Le comité, vieux de trois semaines, planche sur un diagnostic de la situation du parti du tracteur. « On en a d’abord discuté avec le secrétaire général du parti qui était en principe d’accord avec cette initiative et on a ensuite entamé une tournée régionale », ajoute notre interlocuteur. Après une première réunion avec les cadres de la région de Rabat, une autre rencontre s’est tenue la semaine dernière avec les militants PAM du Souss. Ouahbi a soumis sa proposition lors de cette réunion.

La réponse véhémente de Benchamach

Le sujet a été discuté le 25 décembre lors d’une réunion du bureau politique du PAM, qui n’était pas au complet. La proposition ne semble pas avoir trouvé écho auprès du secrétaire général du parti et de ses soutiens. «Au cours de cette réunion, le bureau politique a observé le comportement contradictoire avec les positions des instances du parti (…) exprimé par des voix très limitées, qui ont appelé à la dissolution des bureaux politique et fédéral et à la mise en place d’un congrès extraordinaire», peut-on lire dans un communiqué diffusé le 26 décembre.

La communication qualifie également le comportement d’Abdellatif Ouahbi d’ «odieux», et indique que ses propositions ont été rejetées «par la base du parti (…), car elle met en cause la légitimité démocratique de ses instances». «Le parti n’est pas concerné par les décisions prises en dehors des canaux organisationnels», tranche le communiqué.

La véhémence du communiqué ne laisse pas de marbre Abdelatif Ouahbi :  je n’ai fait qu’exprimer un avis qui n’engage que moi et je ne comprends pas la violence du langage utilisé dans ce communiqué qui en dit long sur le niveau politique des personnes qui l’ont écrit. Parler de putsch est tout de même excessif».

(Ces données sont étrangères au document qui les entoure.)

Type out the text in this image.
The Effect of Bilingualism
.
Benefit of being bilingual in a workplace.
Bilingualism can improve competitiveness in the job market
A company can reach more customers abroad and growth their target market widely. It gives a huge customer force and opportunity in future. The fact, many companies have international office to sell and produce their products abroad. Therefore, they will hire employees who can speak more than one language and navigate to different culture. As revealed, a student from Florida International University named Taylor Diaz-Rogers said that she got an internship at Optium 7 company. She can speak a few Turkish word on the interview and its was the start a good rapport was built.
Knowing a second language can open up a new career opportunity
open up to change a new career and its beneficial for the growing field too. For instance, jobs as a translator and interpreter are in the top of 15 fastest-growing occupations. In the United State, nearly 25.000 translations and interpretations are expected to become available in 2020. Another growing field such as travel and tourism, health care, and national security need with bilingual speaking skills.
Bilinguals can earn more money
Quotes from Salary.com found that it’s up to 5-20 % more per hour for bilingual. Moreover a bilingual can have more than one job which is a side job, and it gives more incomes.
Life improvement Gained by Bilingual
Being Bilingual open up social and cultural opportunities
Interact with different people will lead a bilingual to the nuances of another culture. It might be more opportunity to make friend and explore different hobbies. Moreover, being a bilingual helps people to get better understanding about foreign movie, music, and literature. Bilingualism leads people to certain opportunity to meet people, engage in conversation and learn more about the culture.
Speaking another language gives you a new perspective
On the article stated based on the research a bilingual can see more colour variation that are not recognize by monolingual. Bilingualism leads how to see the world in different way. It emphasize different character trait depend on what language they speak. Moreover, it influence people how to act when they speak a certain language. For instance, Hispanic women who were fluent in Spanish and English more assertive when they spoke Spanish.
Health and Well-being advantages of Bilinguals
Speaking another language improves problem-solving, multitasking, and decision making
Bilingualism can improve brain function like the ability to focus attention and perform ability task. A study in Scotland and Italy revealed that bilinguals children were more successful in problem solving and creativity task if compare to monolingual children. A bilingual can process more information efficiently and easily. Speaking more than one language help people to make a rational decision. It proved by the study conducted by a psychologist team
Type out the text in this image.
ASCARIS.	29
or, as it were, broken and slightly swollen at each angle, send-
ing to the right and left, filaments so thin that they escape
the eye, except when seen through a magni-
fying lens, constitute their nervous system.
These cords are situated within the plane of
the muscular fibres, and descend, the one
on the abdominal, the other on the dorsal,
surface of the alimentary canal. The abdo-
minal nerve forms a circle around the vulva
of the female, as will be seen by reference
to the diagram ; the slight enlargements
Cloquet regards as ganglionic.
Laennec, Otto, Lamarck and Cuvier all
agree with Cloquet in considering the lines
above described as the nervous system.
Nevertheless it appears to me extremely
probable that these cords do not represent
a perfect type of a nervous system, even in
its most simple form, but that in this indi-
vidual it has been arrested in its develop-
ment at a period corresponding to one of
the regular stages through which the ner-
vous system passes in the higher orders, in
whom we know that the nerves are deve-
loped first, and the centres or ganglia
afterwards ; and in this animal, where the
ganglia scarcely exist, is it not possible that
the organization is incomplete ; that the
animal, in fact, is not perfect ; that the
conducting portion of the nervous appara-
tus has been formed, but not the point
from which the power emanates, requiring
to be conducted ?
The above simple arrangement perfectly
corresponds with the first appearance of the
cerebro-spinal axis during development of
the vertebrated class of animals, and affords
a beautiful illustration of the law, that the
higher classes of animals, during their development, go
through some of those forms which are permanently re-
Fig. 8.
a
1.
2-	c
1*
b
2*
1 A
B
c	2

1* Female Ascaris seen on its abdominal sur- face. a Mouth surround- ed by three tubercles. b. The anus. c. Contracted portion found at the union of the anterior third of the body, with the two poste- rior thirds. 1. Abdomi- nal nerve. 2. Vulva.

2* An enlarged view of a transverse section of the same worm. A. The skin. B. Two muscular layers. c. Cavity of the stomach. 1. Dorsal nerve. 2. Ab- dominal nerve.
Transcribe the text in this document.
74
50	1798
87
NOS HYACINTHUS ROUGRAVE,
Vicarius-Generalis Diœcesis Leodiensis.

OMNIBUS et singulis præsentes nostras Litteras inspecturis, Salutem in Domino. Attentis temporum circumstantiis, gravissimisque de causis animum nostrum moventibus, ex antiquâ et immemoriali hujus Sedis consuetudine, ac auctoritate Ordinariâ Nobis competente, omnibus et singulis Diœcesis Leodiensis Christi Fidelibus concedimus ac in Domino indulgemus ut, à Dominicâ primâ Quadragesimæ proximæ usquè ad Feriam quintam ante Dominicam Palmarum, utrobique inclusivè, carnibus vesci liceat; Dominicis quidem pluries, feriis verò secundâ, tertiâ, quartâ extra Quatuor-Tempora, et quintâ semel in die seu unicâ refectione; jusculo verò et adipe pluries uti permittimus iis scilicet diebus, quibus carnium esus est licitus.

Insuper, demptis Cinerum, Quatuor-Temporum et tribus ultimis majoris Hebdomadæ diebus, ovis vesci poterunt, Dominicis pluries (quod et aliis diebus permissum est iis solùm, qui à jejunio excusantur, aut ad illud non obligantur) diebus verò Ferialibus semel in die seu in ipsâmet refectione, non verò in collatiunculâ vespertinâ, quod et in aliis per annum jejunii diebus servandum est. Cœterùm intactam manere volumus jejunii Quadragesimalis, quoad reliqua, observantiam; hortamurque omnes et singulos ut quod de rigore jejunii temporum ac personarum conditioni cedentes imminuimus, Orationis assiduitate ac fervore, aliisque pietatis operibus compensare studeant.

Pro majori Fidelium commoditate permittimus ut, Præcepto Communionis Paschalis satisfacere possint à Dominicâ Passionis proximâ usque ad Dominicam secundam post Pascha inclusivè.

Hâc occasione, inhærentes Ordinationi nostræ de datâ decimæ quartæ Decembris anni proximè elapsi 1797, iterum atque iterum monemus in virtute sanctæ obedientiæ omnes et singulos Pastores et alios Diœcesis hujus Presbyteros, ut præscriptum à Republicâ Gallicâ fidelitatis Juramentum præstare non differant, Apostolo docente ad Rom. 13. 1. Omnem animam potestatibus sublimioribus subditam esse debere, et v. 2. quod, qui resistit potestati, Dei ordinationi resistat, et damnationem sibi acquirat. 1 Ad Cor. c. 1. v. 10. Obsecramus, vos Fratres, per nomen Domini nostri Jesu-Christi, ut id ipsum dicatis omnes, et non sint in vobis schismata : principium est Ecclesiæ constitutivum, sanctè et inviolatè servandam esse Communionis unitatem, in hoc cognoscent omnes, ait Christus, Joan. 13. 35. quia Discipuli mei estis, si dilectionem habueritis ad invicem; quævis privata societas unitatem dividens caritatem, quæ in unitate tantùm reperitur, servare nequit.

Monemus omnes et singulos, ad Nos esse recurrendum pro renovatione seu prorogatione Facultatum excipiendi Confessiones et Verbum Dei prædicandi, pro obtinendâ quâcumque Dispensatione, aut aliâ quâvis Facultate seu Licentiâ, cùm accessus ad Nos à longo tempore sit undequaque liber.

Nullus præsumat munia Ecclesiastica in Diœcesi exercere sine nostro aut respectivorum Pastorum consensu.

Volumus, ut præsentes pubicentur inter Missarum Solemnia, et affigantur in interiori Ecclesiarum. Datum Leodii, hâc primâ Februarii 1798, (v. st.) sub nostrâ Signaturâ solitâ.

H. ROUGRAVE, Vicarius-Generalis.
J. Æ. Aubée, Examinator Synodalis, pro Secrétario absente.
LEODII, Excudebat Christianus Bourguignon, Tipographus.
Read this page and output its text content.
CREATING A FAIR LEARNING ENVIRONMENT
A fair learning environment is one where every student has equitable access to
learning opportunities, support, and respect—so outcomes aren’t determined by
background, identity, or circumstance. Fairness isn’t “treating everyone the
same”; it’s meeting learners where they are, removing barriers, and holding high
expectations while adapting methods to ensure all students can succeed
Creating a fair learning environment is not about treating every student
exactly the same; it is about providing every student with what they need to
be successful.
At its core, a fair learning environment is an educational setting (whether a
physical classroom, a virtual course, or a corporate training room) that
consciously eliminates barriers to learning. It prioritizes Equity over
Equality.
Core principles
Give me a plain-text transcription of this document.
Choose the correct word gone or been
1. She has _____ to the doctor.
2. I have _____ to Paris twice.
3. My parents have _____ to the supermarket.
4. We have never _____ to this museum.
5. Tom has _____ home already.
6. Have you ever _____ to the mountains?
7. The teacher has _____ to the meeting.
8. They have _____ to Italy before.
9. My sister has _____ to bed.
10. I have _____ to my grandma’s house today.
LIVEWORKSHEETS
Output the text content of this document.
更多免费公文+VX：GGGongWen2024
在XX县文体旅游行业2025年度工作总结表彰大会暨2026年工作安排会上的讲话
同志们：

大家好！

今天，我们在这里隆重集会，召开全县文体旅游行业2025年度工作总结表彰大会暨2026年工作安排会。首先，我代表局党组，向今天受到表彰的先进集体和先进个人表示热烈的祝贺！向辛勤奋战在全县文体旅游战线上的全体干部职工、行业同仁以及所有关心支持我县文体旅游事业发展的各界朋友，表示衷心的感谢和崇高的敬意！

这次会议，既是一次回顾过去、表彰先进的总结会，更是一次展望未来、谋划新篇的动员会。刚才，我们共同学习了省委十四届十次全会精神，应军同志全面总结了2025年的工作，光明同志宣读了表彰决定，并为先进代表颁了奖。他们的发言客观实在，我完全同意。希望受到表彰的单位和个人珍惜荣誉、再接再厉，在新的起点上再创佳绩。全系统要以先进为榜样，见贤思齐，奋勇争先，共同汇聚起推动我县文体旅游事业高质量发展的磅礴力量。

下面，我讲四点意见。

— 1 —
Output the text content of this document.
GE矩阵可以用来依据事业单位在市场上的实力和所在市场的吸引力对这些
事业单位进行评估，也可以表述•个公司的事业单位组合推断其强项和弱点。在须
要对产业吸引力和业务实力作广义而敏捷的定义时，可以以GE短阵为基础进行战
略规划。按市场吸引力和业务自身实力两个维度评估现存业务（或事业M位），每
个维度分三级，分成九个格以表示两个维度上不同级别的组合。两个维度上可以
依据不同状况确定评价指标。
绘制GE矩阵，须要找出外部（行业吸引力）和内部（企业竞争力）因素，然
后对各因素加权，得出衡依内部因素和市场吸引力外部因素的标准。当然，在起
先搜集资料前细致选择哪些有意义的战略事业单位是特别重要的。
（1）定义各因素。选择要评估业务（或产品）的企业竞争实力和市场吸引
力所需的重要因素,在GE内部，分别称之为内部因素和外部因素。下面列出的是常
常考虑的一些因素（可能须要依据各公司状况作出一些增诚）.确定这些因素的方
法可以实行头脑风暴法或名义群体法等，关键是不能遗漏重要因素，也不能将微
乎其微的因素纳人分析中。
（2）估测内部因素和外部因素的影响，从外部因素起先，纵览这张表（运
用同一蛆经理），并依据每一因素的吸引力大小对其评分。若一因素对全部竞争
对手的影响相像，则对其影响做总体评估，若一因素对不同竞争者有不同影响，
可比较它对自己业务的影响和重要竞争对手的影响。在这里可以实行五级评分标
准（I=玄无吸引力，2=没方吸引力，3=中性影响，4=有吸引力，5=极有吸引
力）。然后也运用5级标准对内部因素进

Même son de cloche du côté de Mehdi Bensaid. «C’est d’abord un problème interne qui aurait pu être réglé de manière apaisée en convoquant par exemple le comité des sages. C’est malheureux de constater que des personnes tentent de mettre de l’huile sur le feu. Après tout le PAM n’appartient ni à Hakim Benchamach, ni à des membres du bureau politique qui cherchent avant tout à défendre leurs intérêts», nous dit-il.

Après le clash, l’éternelle question de l’implosion

La présidente du Conseil national du PAM, Fatima Zahra Mansouri, a pour sa part été appelée à préparer la nouvelle session de l’organe qu’elle dirige dans «un délai d’un mois tout au plus». Le bureau politique indique aussi qu’une réunion est prévue le 5 janvier 2019 avec le bureau fédéral. Une autre rencontre se tiendra avec les deux groupes parlementaires le 13 janvier 2019.

« Faire semblant que tout va au mieux est une erreur… nous vivons une crise qu’il faudrait régler. Nous devons d’abord rétablir la confiance dans nos rangs, placer les bonnes personnes dans les postes à responsabilité et penser en profondeur notre projet politique. Le comité a tenté d’éviter le clash, mais certaines personnes poussent vers le déchirement», affirme Mehdi Bensaid.

Les remous internes de ces derniers mois semblent indiquer que la deuxième force politique au parlement est au bord de l’implosion. Ce scénario se lisait déjà dans la missive assassine adressée par l’ancienne présidente du conseil communal de Marrakech à Hakim Benchamach, mais également dans les blâmes qui auraient été infligés à certains responsables régionaux du parti, dont Ahmed Akhchichine,  selon Le1. Abdelatif Ouahbi reste toutefois confiant : « je suis convaincu que nous allons réussir à dépasser cette crise et je n’imagine pas pour le moment un scénario catastrophe pour le parti ».